Jeffery Blakely, better known by his rap name Kxng Blanco, can trace his roots back to his first performance in his fourth grade talent show at Cleveland Road Elementary School, where he sang “Rock With You” by Michael Jackson.
“I used to see people do it all the time, and I was interested," Blanco said. "I never really sung at home, I was just like ‘I’m going to go do Michael Jackson, hopefully it works.' The room went nuts. That’s how I knew I kind of had it.”
Over the past few years, Blanco has proven his talent to more than just his elementary school classmates. Despite being just 18 years old, Blanco has released two albums, was the recipient of the Breakthrough Artist of the Year award at the Athens Hip-Hop Awards and is credited in the Athens hip-hop scene as the “King of the Youth.”
Blanco draws from personal experiences when crafting his lyrics, and he tries to be as original as he can.
“I’m just a breath of fresh air. There’s not many artists that’s like me,” Blanco said.
Blanco juggles a humble take on his talent with the sureness of his music's status. Boosted by his sudden escalation within the hip-hop scene in Athens, Blanco is able to embrace the parts of his personality which set him apart. A self-proclaimed “weirdo,” Blanco said he was the “little weird, shy kid in school.”
“[I had] nerd glasses, [a] Mohawk. I was that kid, the dude who was trying to get the cool kids’ attention and stuff like that,” he said.
He has since done away with the nerd glasses and his hair has grown out from the Mohawk, but Blanco still retains his shy personality in spite of the praise he has received as a rapper. Although there is much to bolster his confidence, Kxng Blanco on-stage and Kxng Blanco off-stage are two different people.
He compares himself to the likeness of Clark Kent and Superman, wielding dual personalities as both Jeffery Blakely and as King of the Youth.
“I am way more confident on stage than I am in the outside world,” Blanco said. “I might appear as this confident artist, but in the end I’m still the dude with nerd glasses from elementary school, so it’s kind of hard for me to step out there with my peers.”
Although the Kxng Blanco off-stage might not have as much confidence as the Kxng Blanco on-stage, Blanco showed some of his confidence this past February, when he spoke out about police brutality in a performance for his school, Clarke Central High School.
Blanco had agreed to perform his song, “Dear AmeriKKKa,” at his high school but was asked to leave out at a verse that was deemed potentially offensive.
“I ended kinda saying, ‘I’m not a sellout.
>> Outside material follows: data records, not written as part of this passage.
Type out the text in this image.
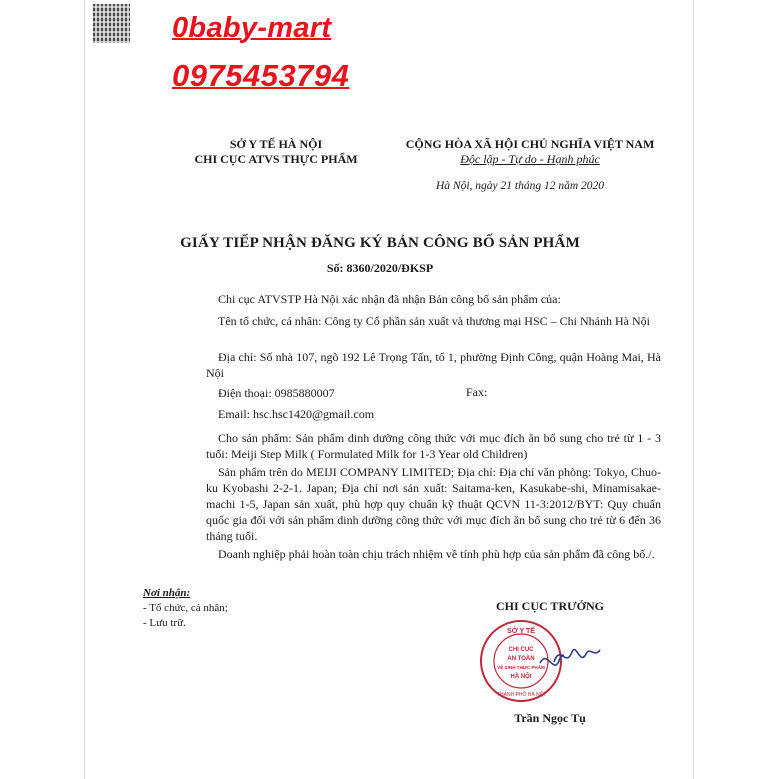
0baby-mart
0975453794
SỞ Y TẾ HÀ NỘI
CHI CỤC ATVS THỰC PHẨM
CỘNG HÒA XÃ HỘI CHỦ NGHĨA VIỆT NAM
Độc lập - Tự do - Hạnh phúc
Hà Nội, ngày 21 tháng 12 năm 2020
GIẤY TIẾP NHẬN ĐĂNG KÝ BẢN CÔNG BỐ SẢN PHẨM
Số: 8360/2020/ĐKSP
Chi cục ATVSTP Hà Nội xác nhận đã nhận Bản công bố sản phẩm của:
Tên tổ chức, cá nhân: Công ty Cổ phần sản xuất và thương mại HSC – Chi Nhánh Hà Nội
Địa chỉ: Số nhà 107, ngõ 192 Lê Trọng Tấn, tổ 1, phường Định Công, quận Hoàng Mai, Hà Nội
Điện thoại: 0985880007	Fax:
Email: hsc.hsc1420@gmail.com
Cho sản phẩm: Sản phẩm dinh dưỡng công thức với mục đích ăn bổ sung cho trẻ từ 1 - 3 tuổi: Meiji Step Milk ( Formulated Milk for 1-3 Year old Children)
Sản phẩm trên do MEIJI COMPANY LIMITED; Địa chỉ: Địa chỉ văn phòng: Tokyo, Chuo-ku Kyobashi 2-2-1. Japan; Địa chỉ nơi sản xuất: Saitama-ken, Kasukabe-shi, Minamisakae-machi 1-5, Japan sản xuất, phù hợp quy chuẩn kỹ thuật QCVN 11-3:2012/BYT: Quy chuẩn quốc gia đối với sản phẩm dinh dưỡng công thức với mục đích ăn bổ sung cho trẻ từ 6 đến 36 tháng tuổi.
Doanh nghiệp phải hoàn toàn chịu trách nhiệm về tính phù hợp của sản phẩm đã công bố./.
Nơi nhận:
- Tổ chức, cá nhân;
- Lưu trữ.
CHI CỤC TRƯỞNG
SỞ Y TẾ
CHI CỤC
AN TOÀN
VỆ SINH THỰC PHẨM
HÀ NỘI
THÀNH PHỐ HÀ NỘI
Trần Ngọc Tụ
I’m going to do me regardless.’ I got onstage and they cut my song off, but I kept going regardless,” Blanco said.
Blanco followed the standards his school set for his performance and left out the verse, but instead included a verse regarding police brutality not previously approved by the school. He closed out his performance with a fist in the air.
As a result, he received a couple hours of in-school suspension.
“We talked about it two weeks before he performed, and he told me what he was going to do. I told him, ‘Consequences might come behind what you’re doing so you got to deal with it,’” said Jeff Blakely, Blanco’s father. “I was real proud of him for sticking to his beliefs. He didn’t fold.”
Many of Blanco’s peers disagreed with the school’s disciplinary actions and staged a protest that same day at the school, with the hashtag #FREEBLANCO soon circulating on Twitter.
“It sparked up a revolution and brought unity between the students at the school,” Blanco said. “I gained more respect. It transitioned me from the kid who raps to the artist Kxng Blanco.”
“I’m just a breath of fresh air. There’s not many artists that’s like me."
-Kxng Blanco, Athens hip-hop artist
Blanco graduated from high school this past May and will be attending college at the University of North Georgia. With one stage of his young life behind him and another unfolding before him, he’s ready to start making more music and furthering his career.
“The tide is getting bigger,” Blanco said. “Since high school off my back and college working around my career, I’m more flexible and can do way more things and talk to way more people.”